O Banco Daycoval tem expectativas significativamente maiores, projetando crescimento de 0,5% para o trimestre e de 2,4% para o ano.

"Todo o crescimento econômico em 2025 deve se concentrar no primeiro semestre do ano, dado o impacto prolongado das condições financeiras restritivas e um ambiente global mais incerto sobre a atividade doméstica", afirmou o diretor de pesquisa macroeconômica do Banco Pine, Cristiano Oliveira.

Pressões setoriais: a agricultura abranda, a indústria tem um desempenho inferior

A agricultura, que impulsionou o crescimento do 1º trimestre após a safra abundante de 2025, deve perder força no segundo trimestre devido a fatores sazonais.

Segundo o economista da ASA, Leonardo Costa, "a situação sugere que a economia entrou em uma trajetória de crescimento mais moderado após o impulso inicial da safra".

O Banco Pine estima que a agricultura contraiu 1,7% após um robusto aumento de 12,2% no trimestre anterior.

A equipe de pesquisa econômica do Daycoval também aponta bons resultados para o setor, mas em velocidades de "desaceleração".

A indústria tem sido particularmente lenta. A produção industrial subiu apenas 0,1% em junho em relação a maio e caiu 1,3% em relação ao ano anterior, bem abaixo das projeções de crescimento de 0,4% m/m e 0,6% a/a, segundo dados do IBGE. Tudo isso contribui para o que Costa disse ser uma desaceleração já em andamento.

O relatório do Daycoval também alerta para riscos negativos nos setores de manufatura e varejo, onde a demanda doméstica mais fraca pode surgir.

No entanto, ainda há algum potencial ascendente, principalmente na indústria automobilística, transporte e logística, que pode ganhar indiretamente com a colheita agrícola.

Dinâmica da demanda: recuos de investimento

Do lado da demanda, o investimento está emergindo como uma fraqueza significativa.

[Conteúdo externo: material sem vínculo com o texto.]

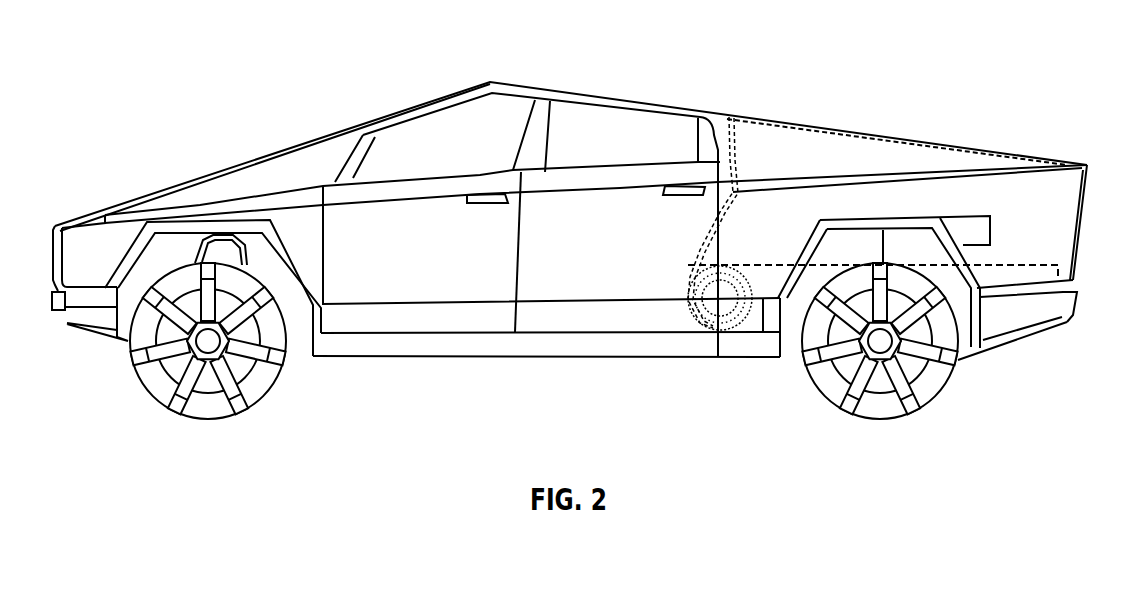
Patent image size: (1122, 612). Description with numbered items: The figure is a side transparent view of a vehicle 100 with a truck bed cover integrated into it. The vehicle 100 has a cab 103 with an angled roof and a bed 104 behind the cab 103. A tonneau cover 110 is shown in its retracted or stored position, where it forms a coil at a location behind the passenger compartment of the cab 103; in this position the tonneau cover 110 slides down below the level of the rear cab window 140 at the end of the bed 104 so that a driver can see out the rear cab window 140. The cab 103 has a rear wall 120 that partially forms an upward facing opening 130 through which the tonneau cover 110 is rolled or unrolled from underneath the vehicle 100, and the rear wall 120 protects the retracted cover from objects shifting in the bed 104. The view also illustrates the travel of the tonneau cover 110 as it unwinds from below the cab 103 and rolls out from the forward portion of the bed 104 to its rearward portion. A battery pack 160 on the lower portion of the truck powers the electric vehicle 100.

The vehicle 100 is at (143, 87).
The cab 103 is at (452, 97).
The bed 104 is at (950, 126).
The tonneau cover 110 is at (710, 330).
The rear wall 120 is at (733, 192).
The upward facing opening 130 is at (733, 158).
The rear cab window 140 is at (735, 117).
The battery pack 160 is at (438, 380).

O Banco Pine espera que a formação bruta de capital fixo caia 2,3% no trimestre, marcando a primeira queda em seis trimestres consecutivos de expansão.

Oliveira atribuiu isso ao aumento das taxas de juros reais e ao aumento da incerteza global, que desaceleraram os gastos das empresas.

O consumo das famílias e os gastos do governo, por outro lado, devem crescer a uma taxa modesta de 0,3%, particularmente nas categorias sensíveis ao crédito.

As contas externas devem dar um pequeno impulso, com as importações caindo 1,8% e as exportações subindo 0,7%, segundo as previsões do Pine.

Indicadores antecedentes sinalizam uma trajetória moderada

Números fracos de produção, queda nos volumes de serviços e abrandamento dos índices de confiança apontam para que a economia brasileira esteja indo em uma direção mais moderada, de acordo com Oliveira.

De acordo com os cálculos de Pine, supondo que as previsões do segundo trimestre sejam precisas, a transferência estatística para o resto de 2025 será de 2,4%.

Olhando para o futuro, Pine prevê um crescimento do PIB de apenas 0,1% no terceiro trimestre, já que a política monetária apertada continua a fechar a lacuna de produção.

"A maioria das simulações mostra que entre o 3º e o 4º trimestre de 2026, a lacuna estará próxima da neutralidade sem causar uma contração severa na economia brasileira", segundo pesquisa do Pine.

Perspectivas políticas: olhos no Copom

Apesar do arrefecimento previsto, a redução progressiva do hiato do produto e as expectativas de inflação mais baixas podem abrir caminho para uma trégua na política monetária.

O Daycoval prevê que o Comitê de Política Monetária (Copom) comece a reduzir as taxas de juros no quarto trimestre de 2025, talvez sustentando o PIB em 2026.